Il legislatore ha affermato l'esistenza di una doverosità nella buona amministrazione: i criteri normativi dell'efficienza e dell'economicità traducono nell'attività amm. quel principio di buon andamento utile solo ai fini dell'organizzazione delle p.a.
Ottiene conferma la tesi di chi assumeva l'opportunità quale requisito fondamentale di tutti i provvedimenti amm. che sono validi in quanto anche opportuni, perché conformi all'interesse pubblico. 
La recente normativa supera la diatriba sull'individuazione dello stato viziante l'opportunità del provvedimento, ricercato o nella violazione di norme non giuridiche o nella violazione di un principio generale di buona amm., comunemente riconosciuto poi nel canone costituzionale del buon andamento.

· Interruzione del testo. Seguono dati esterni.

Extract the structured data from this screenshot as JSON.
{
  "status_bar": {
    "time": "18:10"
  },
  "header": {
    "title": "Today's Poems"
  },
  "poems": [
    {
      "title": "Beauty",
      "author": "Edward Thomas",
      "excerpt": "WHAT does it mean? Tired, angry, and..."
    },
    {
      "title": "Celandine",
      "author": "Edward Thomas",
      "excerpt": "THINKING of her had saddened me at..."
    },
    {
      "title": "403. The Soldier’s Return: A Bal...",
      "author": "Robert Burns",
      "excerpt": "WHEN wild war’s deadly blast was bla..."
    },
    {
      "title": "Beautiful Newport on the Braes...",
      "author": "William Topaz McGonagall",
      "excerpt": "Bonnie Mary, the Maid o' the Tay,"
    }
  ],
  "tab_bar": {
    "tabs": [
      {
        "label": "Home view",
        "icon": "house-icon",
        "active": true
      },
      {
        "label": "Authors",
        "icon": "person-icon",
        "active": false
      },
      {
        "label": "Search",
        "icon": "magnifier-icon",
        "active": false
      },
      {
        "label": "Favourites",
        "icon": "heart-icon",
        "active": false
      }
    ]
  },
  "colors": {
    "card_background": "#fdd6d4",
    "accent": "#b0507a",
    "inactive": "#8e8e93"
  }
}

L'imperativo categorico per l'amm. non è solo quello del provvedere in termini di legittimità, ma di perseguire i propri fini secondo un criterio di economicità ed efficienza: il provvedimento deve essere oltre che legittimo, anche opportuno.
Il nostro sistema prevede una numerosa serie di misure reattive contro il provvedimento invalido, in quanto inopportuno. Basti pensare a quei provvedimenti di secondo grado che, nel realizzare la revisione o il riesame di un provvedimento inopportuno, giungono alla revoca, all'annullamento o alla riforma del medesimo. Ancora, in sede di riesame giudiziale, l'annullamento o la riforma dell'atto inopportuno può essere ottenuta dal soggetto ricorrente tramite il ricorso (quello gerarchico...) previsto dalla giustizia amministrativa.
L'inopportunità ha il suo corrispondente stato invalidante nel merito di un provvedimento, atto da intendersi come espressione autoritativa, secondo le regole del giusto procedimento, dell'esercizio discrezionale di un potere amministrativo.  Fuori dai provvedimenti non è dunque riscontrabile questa forma patologica: l'esercizio vincolato di un potere, nel dar luogo ad atti, invece che a provvedimenti, impedisce all'amministrazione agente di ricercare l'opportunità ex lege assorbita nello schema legale predisposto dalla norma per l'attività amministrativa. Un certificato sarà inesatto o esatto, ma mai inopportuno!
Nel rapporto tra discrezionalità e merito si giocano le sorti del provvedimento invalido, in quanto inopportuno.